The threefold aim of all education, then, is to secure the physical, the economic, and the ethical efficiency of the future members of the community; and our educational agencies must throughout keep this threefold aspect in view.
To secure the physical efficiency of the child is necessary, in the first place, because a strong, healthy, vigorous body is a good in itself, apart from the fact that without sound health the other ends of life cannot, or can be only imperfectly realised. It is an erroneous point of view to maintain that many men have done good intellectual work in spite of physical ill-health, and even in cases where there was present some physical defect. The real thing to keep in mind is that these individuals do not represent the average, and that for the normal individual weak health or the presence of physical defect lessens his intellectual and moral vigour.
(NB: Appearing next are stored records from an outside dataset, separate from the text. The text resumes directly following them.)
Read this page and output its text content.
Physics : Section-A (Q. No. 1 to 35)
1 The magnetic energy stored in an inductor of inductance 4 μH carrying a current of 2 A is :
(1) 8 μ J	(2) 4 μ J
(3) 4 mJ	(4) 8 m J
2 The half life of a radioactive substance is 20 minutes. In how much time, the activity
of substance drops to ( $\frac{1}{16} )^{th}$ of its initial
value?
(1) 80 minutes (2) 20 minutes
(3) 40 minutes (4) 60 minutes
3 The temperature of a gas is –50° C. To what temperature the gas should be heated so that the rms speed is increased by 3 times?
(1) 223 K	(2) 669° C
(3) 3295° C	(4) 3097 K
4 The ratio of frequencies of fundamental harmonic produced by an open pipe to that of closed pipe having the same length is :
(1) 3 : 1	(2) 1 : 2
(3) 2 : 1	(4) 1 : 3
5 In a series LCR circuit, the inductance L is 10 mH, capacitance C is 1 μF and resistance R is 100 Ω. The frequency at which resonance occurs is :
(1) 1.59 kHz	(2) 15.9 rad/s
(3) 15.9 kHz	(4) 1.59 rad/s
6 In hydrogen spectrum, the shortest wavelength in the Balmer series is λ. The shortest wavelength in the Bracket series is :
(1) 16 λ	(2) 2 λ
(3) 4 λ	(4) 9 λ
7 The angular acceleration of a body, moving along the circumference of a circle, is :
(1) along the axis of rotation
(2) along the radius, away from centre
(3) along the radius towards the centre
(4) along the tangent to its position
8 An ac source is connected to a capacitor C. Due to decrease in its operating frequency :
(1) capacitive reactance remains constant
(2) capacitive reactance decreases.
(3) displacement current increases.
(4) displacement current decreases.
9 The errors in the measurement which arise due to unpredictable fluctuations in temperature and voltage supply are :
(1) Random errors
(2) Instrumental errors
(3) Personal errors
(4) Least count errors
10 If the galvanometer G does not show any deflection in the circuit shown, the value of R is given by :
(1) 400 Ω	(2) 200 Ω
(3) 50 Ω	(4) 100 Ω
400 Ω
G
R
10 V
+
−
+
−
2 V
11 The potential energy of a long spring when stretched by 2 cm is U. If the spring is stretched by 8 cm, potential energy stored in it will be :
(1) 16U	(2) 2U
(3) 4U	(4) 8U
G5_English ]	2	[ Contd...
We can, in the light of modern psychology, no longer regard mind and body as separate entities having a development independent of each other, but must regard them as conditioning and conditioned by each other.
In the second place, the care of the physical health of the child is important, because any impairment or defect in the sense organs—the avenues of experience—implies a corresponding defect or want in mental growth, and as a consequence tends to render the individual economically and socially less efficient in after-life.